Informations sur l’INHA, ses actualités, les domaines et programmes de recherche, l’offre de services et les publications de l’INHA.
SAINT-PAUL, Anthyme
Mis à jour le 16 avril 2010
(26 avril 1843, Montréjeau – 27 novembre 1911, Paris)
Auteur(s) de la notice : MARGO Florence
Profession ou activité principale
Archéologue, collaborateur des éditions Hachette
Autres activités
Critique, historien de l’art
Sujets d’étude
Architecture médiévale, art des Comminges, architecture religieuse contemporaine.
Carrière
1859 : fait paraître son premier article dans le Bulletin monumental
1861-1862 : passe une année au grand séminaire de la rue du Taur à Toulouse
1862 : renonce au sacerdoce pour se consacrer à l’archéologie
1877 : prend en charge l’Annuaire de l’archéologue français ; collabore régulièrement aux Guides Joanne, après leur rachat par les éditions Hachette
Étude critique
En « ennemi de la résistance systématique aussi bien que de l’acquiescement banal et aveugle », selon ses propres termes, François Anthyme Saint-Paul participe pleinement au renouveau des études monumentales dans la seconde moitié du siècle.
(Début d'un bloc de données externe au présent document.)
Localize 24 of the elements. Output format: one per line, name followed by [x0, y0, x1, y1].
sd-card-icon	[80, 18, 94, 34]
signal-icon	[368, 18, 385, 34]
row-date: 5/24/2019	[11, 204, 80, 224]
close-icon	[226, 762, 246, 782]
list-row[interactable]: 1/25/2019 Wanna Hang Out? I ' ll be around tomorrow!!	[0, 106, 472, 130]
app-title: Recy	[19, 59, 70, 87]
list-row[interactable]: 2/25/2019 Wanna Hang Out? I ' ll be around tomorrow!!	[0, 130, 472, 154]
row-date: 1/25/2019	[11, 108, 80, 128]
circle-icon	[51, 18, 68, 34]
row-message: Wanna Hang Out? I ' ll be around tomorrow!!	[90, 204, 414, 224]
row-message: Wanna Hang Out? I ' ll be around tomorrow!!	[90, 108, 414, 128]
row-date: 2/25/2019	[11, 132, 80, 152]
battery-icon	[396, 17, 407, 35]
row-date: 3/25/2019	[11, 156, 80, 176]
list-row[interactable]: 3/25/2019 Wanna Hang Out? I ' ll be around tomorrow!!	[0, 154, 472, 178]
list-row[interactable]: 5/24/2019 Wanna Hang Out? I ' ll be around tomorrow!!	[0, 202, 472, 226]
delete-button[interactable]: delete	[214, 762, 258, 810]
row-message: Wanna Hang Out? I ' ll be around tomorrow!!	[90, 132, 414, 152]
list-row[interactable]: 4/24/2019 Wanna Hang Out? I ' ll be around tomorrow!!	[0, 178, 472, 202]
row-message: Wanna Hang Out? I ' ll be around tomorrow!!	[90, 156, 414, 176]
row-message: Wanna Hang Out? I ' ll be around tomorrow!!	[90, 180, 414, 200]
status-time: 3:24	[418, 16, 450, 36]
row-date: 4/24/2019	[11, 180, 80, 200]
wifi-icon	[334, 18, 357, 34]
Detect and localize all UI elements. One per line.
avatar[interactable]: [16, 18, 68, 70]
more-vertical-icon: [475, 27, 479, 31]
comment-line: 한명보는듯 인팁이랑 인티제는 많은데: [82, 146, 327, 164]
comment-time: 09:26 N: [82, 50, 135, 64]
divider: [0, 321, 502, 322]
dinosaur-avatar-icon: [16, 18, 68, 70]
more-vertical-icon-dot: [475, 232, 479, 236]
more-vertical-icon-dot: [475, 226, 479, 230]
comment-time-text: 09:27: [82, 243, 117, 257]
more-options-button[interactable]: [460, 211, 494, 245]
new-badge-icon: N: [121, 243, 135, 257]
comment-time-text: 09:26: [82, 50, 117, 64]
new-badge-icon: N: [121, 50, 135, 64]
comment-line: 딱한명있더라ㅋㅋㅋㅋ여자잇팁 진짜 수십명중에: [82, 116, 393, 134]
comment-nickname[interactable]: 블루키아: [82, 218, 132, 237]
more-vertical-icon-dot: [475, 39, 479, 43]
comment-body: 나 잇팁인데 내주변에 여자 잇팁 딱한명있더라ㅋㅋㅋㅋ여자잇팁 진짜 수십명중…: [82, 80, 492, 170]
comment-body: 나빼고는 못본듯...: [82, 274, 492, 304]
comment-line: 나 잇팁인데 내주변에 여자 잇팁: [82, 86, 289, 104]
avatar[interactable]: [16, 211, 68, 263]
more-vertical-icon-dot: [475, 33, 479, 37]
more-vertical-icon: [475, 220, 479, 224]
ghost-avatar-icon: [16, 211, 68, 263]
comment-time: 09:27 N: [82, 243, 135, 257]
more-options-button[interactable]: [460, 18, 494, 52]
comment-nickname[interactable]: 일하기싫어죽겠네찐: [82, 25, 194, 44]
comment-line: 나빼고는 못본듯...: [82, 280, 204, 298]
C’est un homme de terrain, doté d’un regard curieux et exigeant, qui exerça très tôt une activité d’analyse et de critique fondée sur ses propres observations et enrichie de la confrontation avec ses pairs. Du Second Empire à la veille de la Grande Guerre, ses études se nourrissent de données matérielles, de vérifications des recherches antérieures, d’argumentaires méticuleusement construits. Reprochant régulièrement à ses détracteurs de ne pas lire suffisamment attentivement ses textes, il se veut scrupuleux, construit ses critiques point par point et à l’occasion remet en question ses propres opinions. Par exemple, à propos de l’inclinato capite, il céda devant le raisonnement de Robert de Lasteyrie.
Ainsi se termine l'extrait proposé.